Oil mixed as OPEC boost countered by Libyan problem

Crude benchmarks set for weekly gains after Riyadh asked allies to stick to quotas


Reuters September 18, 2020
Brent crude LCOc1 was down $0.17 at $43.13 a barrel by 1321 GMT. PHOTO: REUTERS

LONDON:

Oil prices were mixed on Friday after Libyan commander Khalifa Haftar said a blockade on Libyan oil exports would be lifted for one month, countering more bullish signals from a meeting of the Organisation of the Petroleum Exporting Countries (OPEC) on Thursday.

Brent crude LCOc1 was down $0.17 at $43.13 a barrel by 1321 GMT while US oil futures CLc1 ticked up $0.06 to $41.03.

The benchmarks were still set for weekly gains after Hurricane Sally cut US production, Saudi Arabia pressed allies to stick to production quotas and banks including Goldman Sachs predicted a supply deficit.

Pre-blockade Libya was producing around 1.2 million barrels per day (bpd), compared with just over 100,000 bpd now. It is unclear how quickly Libya could ramp up production.

Earlier, Goldman Sachs predicted a market deficit of three million bpd by the fourth quarter and reiterated its target for Brent to reach $49 by the end of the year and $65 by the third quarter of 2021.

Swiss bank UBS also pointed to the possibility of undersupply, forecasting Brent would rise to $45 a barrel in the fourth quarter and to $55 by mid-2021.

OPEC and other producers, a group known as OPEC+, are cutting output by 7.7 million bpd and stressed at a meeting on Thursday that it would take action against members not complying with the deal.

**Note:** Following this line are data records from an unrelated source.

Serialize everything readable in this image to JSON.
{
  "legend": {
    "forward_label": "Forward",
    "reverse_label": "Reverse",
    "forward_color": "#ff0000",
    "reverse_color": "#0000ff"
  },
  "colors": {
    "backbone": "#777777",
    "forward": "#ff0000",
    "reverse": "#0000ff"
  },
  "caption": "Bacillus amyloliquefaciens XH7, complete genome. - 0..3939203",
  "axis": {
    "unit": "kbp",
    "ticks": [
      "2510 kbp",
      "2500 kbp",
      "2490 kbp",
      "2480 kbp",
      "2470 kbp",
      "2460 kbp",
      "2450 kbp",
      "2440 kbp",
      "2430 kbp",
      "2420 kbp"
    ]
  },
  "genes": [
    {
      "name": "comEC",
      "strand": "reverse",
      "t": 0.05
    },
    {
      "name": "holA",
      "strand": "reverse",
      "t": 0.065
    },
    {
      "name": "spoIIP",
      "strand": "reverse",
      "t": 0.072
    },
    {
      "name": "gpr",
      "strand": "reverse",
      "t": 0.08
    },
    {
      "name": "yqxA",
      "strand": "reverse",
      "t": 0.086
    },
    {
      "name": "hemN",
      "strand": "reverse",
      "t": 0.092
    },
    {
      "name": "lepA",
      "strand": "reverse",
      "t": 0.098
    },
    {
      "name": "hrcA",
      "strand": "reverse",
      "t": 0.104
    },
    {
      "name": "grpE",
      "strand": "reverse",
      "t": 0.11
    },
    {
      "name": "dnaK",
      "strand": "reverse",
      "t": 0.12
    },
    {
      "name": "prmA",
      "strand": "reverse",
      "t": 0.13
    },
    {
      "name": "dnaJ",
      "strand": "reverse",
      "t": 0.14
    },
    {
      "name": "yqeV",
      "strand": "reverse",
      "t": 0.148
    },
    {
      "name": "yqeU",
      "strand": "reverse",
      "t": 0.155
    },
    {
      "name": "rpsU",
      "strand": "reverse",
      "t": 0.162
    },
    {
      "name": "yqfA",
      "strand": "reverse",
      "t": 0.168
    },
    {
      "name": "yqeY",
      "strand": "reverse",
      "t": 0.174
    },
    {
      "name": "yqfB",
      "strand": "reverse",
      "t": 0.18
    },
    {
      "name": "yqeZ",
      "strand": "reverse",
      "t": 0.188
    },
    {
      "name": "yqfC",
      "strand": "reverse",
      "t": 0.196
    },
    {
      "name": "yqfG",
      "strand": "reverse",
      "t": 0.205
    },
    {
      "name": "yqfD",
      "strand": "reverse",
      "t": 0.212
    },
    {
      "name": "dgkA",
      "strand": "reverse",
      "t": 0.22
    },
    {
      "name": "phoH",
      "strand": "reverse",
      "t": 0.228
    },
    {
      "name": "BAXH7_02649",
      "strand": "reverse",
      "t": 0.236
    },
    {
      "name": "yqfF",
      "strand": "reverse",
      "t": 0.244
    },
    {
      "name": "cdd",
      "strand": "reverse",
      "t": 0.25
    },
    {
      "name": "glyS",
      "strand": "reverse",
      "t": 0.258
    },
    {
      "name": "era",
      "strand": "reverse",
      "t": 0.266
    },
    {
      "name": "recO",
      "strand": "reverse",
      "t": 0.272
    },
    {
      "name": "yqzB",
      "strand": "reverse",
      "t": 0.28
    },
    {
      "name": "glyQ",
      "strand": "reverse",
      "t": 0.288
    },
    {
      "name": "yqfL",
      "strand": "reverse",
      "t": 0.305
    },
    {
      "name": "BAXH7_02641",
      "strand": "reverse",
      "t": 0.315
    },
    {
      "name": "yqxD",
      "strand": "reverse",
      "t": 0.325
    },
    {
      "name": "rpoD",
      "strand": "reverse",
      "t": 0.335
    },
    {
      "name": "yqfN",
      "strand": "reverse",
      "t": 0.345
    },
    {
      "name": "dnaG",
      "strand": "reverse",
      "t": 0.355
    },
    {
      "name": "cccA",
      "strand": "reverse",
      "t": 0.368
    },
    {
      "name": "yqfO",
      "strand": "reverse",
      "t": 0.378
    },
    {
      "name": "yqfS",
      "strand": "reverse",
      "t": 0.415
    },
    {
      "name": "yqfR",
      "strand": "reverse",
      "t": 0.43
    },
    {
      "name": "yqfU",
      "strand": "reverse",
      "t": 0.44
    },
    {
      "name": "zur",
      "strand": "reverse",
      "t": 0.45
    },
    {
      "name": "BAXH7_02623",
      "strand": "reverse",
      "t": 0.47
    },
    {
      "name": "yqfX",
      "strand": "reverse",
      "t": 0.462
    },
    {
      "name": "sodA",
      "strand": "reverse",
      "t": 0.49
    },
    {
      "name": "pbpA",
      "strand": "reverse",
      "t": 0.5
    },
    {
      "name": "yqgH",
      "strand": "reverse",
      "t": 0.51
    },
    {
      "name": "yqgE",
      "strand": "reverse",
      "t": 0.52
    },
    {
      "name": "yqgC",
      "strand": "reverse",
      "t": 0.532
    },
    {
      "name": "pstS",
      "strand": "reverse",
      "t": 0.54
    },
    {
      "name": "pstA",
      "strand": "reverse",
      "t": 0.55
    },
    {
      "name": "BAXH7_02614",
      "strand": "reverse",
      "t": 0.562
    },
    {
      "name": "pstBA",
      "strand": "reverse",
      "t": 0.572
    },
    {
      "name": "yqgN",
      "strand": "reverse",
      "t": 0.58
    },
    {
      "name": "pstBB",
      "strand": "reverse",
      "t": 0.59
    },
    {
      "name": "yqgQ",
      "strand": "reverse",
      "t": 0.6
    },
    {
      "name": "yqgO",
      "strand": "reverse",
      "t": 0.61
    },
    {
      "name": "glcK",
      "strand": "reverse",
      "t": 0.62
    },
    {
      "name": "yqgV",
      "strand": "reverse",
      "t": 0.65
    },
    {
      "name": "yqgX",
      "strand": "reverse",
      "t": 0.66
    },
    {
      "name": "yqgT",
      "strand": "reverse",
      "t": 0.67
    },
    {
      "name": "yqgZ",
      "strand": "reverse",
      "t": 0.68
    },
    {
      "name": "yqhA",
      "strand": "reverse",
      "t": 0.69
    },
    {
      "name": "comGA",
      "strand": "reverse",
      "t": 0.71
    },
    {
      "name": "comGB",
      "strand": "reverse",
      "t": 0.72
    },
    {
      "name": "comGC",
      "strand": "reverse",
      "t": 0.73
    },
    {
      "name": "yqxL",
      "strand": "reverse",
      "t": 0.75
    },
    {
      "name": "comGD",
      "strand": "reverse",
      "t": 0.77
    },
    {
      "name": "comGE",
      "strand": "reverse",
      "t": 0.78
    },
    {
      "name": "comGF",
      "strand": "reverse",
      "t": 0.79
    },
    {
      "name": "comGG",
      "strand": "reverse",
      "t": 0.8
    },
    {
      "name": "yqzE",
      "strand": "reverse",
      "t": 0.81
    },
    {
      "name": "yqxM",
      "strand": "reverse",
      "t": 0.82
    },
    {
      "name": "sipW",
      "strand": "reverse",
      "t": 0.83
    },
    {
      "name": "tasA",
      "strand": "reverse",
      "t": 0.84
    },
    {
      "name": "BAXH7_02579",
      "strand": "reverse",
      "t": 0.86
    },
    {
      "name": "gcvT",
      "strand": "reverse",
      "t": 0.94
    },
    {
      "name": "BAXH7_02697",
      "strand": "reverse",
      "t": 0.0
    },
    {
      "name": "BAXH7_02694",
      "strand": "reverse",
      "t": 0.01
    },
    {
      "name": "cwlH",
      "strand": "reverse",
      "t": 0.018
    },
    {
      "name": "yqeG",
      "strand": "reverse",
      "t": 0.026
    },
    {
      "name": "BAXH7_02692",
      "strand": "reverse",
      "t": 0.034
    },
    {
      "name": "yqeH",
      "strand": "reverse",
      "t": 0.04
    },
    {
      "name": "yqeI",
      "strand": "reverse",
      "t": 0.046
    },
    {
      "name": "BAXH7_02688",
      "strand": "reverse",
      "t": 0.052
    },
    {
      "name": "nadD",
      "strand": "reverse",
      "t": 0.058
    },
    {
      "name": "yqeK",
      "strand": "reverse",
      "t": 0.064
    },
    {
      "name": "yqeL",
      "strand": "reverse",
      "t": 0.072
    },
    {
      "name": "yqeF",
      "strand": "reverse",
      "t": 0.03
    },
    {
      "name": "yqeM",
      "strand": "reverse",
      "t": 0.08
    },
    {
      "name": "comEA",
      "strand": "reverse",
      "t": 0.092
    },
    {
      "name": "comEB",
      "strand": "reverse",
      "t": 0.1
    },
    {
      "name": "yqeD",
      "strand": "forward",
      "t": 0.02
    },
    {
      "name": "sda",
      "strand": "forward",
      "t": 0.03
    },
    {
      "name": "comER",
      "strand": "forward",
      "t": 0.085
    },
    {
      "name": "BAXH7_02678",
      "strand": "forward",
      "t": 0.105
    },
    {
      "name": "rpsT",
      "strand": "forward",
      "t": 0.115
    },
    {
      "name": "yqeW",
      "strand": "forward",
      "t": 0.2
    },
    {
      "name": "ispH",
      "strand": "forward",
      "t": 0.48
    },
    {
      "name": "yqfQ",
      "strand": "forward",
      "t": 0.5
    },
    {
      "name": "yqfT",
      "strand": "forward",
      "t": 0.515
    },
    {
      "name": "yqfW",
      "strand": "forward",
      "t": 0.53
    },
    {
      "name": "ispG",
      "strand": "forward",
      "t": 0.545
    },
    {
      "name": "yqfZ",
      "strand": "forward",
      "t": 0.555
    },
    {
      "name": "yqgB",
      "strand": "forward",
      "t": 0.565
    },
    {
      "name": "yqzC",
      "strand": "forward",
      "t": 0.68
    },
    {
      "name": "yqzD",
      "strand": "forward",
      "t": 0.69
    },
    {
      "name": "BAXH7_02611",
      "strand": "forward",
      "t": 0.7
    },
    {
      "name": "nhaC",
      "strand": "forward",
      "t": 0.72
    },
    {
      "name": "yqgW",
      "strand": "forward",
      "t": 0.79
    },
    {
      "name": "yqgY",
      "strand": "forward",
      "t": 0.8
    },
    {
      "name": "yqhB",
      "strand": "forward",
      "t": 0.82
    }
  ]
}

“We think (OPEC+) will put on hold plans to taper the cut down to 5.8 million bpd ... when the entire group convenes again in December,” RBC analysts said.

Saudi Arabia said an earlier meeting was possible if oil prices fell alongside demand because of a second wave of coronavirus cases.

“The market now feels the ground more stable to maintain $40+ price levels,” said Rystad’s Head of Oil Markets Bjornar Tonhaugen.

In the Gulf of Mexico, US producers started rebooting rigs following a five-day closure due to Hurricane Sally.

A tropical depression in the western part of the Gulf of Mexico could become a hurricane in the next few days, potentially threatening more oil facilities.